在看《Tensorflow实战google深度学习框架》的卷积神经网络章节的时候。文中提到tensorflow卷积层的接口 conv1d和conv2d等;而且示例也没看懂,和预想的理论计算的结果不一致。接下来,分析tensorflow的conv1d和conv2d的源码。

2. conv1d

2.1 source code

def conv1d(value, filters, stride, padding,
           use_cudnn_on_gpu=None, data_format=None,
           name=None):
  r"""Computes a 1-D convolution given 3-D input and filter tensors.

  Given an input tensor of shape
    [batch, in_width, in_channels]
  if data_format is "NHWC", or
    [batch, in_channels, in_width]
  if data_format is "NCHW",
  and a filter / kernel tensor of shape
  [filter_width, in_channels, out_channels], this op reshapes
  the arguments to pass them to conv2d to perform the equivalent
  convolution operation.

  Internally, this op reshapes the input tensors and invokes `tf.nn.conv2d`.
  For example, if `data_format` does not start with "NC", a tensor of shape
    [batch, in_width, in_channels]
  is reshaped to
    [batch, 1, in_width, in_channels],
  and the filter is reshaped to
    [1, filter_width, in_channels, out_channels].
  The result is then reshaped back to
    [batch, out_width, out_channels]
  \(where out_width is a function of the stride and padding as in conv2d\) and
  returned to the caller.

  Args:
    value: A 3D `Tensor`.  Must be of type `float32` or `float64`.
    filters: A 3D `Tensor`.  Must have the same type as `input`.
    stride: An `integer`.  The number of entries by which
      the filter is moved right at each step.
    padding: 'SAME' or 'VALID'
    use_cudnn_on_gpu: An optional `bool`.  Defaults to `True`.
    data_format: An optional `string` from `"NHWC", "NCHW"`.  Defaults
      to `"NHWC"`, the data is stored in the order of
      [batch, in_width, in_channels].  The `"NCHW"` format stores
      data as [batch, in_channels, in_width].
    name: A name for the operation (optional).

  Returns:
    A `Tensor`.  Has the same type as input.

  Raises:
    ValueError: if `data_format` is invalid.
  """
  with ops.name_scope(name, "conv1d", [value, filters]) as name:
    # Reshape the input tensor to [batch, 1, in_width, in_channels]
    if data_format is None or data_format == "NHWC":
      data_format = "NHWC"
      spatial_start_dim = 1
      strides = [1, 1, stride, 1]
    elif data_format == "NCHW":
      spatial_start_dim = 2
      strides = [1, 1, 1, stride]
    else:
      raise ValueError("data_format must be \"NHWC\" or \"NCHW\".")
    value = array_ops.expand_dims(value, spatial_start_dim)
    filters = array_ops.expand_dims(filters, 0)
    result = gen_nn_ops.conv2d(value, filters, strides, padding,
                               use_cudnn_on_gpu=use_cudnn_on_gpu,
                               data_format=data_format)
    return array_ops.squeeze(result, [spatial_start_dim])

在接口形参中:
1)value:是输入层的tensor张量,它的shape维度为[batch, in_width, in_channels];batch个人理解的是机器学习中的批处理,不知道对不对;in_width是输入层张量的width,也可称为这层神经元的个数;in_channels是输入层张量的通道数,也可称作为每个神经元的向量空间维度(不知道理解的对不对)。

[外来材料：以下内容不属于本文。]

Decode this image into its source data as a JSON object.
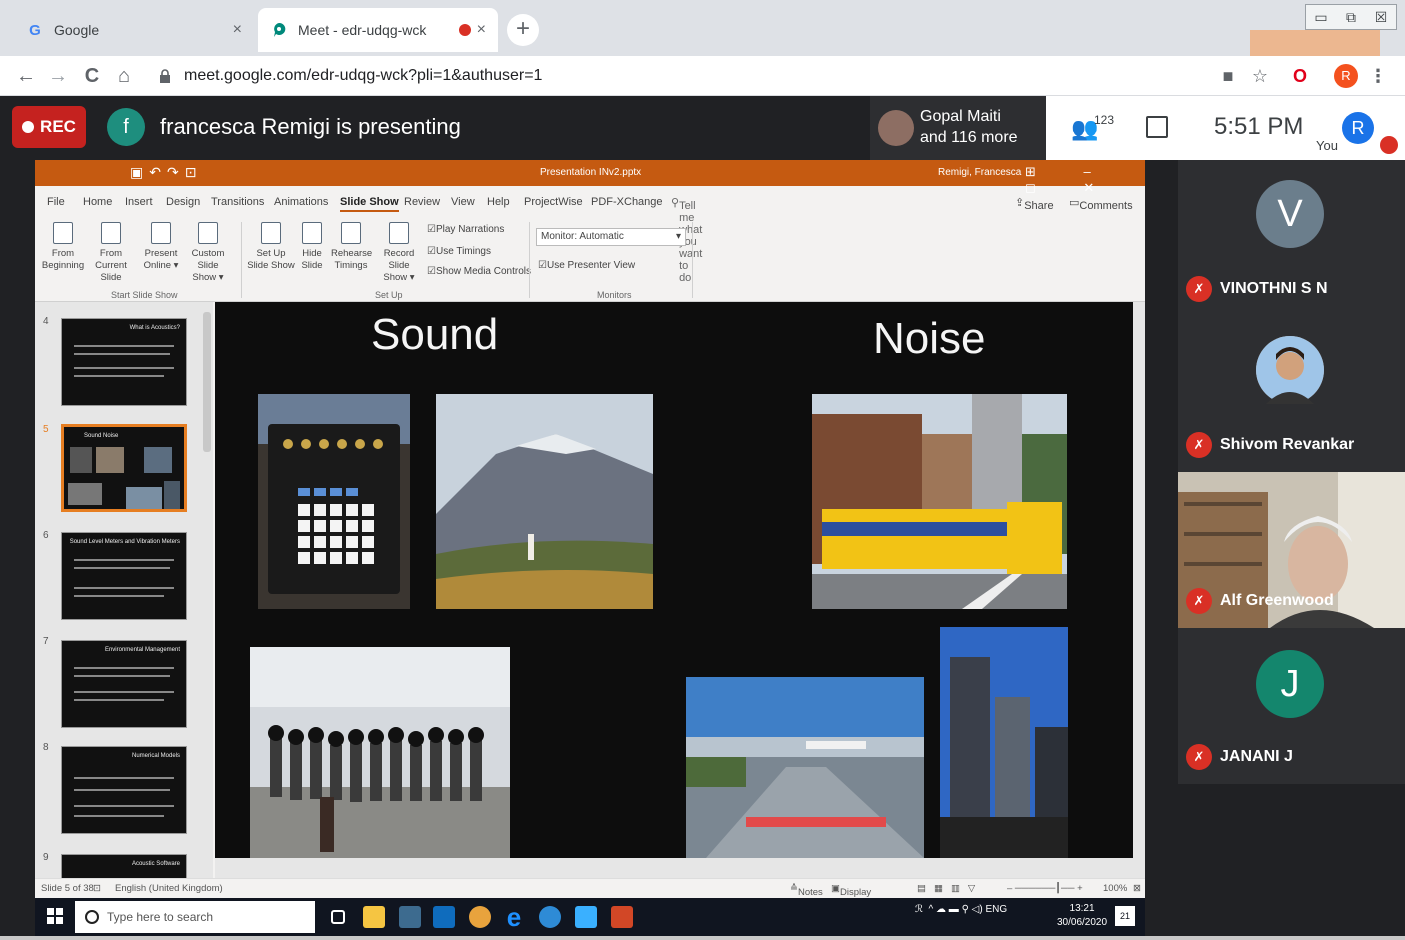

比如某一层有个3个神经元,每个神经元的通道数为2; a = [a1,a2,a3]
[
[1,-1],
[-1,2],
[0,2]
]
2)filters:是卷积层的滤波器。它的shape维度为[filter_width, in_channels, out_channels];filter_width是滤波器矩阵的行数;in_channels是滤波器的矩阵的列数;out_channels是输出通道数(这块儿还没弄明白)。
3)stride:滤波器移动步数,每次做运算的时候。
4)padding:运算时的填充方式。有两个值,SAME表示添加全0,且具体的添加方式为Right和Bottom处;非Left和Top处;VALID表示不填充。

以上,形参说明中,已经对输入的input tensor和滤波器filter作了一定的要求。

2.2 示例

import tensorflow as tf
import numpy as np

M = np.array([
        [1,-1,0],
        [-1,2,1],
        [0,2,-2]
    ])
M = np.asarray(M, dtype='float32')
M = M.reshape(1, 3, 3)
kernel = np.array([
    [1, -1, 0],
    [0, 2, 0]
])
kernel = np.asarray(kernel, dtype='float32')
kernel = kernel.reshape(2, 3, 1)
conv1d = tf.nn.conv1d(M, kernel, 2, 'SAME')

with tf.Session() as sess:
    tf.global_variables_initializer().run()
    print(sess.run(conv1d))

结果:
[[[ 6.]
[-2.]]]

和理论计算的一样:
[[1, -1, 0],
[-1,2,1]]
. *
[
[1, -1, 0],
[0, 2, 0]
]
为1x1+(-1)x(-1)+0x0+0x(-1)+2x2+0x1=6

[[0,2,-2],
[0,0,0]]
.*
[[1, -1, 0],
[0, 2, 0]]
为 0x1+2x(-1)+(-2)x0+0x0+0x2+0x0=-2

3. conv2d

3.1 source code

def conv2d(input, filter, strides, padding, use_cudnn_on_gpu=None,
           data_format=None, name=None):
  r"""Computes a 2-D convolution given 4-D `input` and `filter` tensors.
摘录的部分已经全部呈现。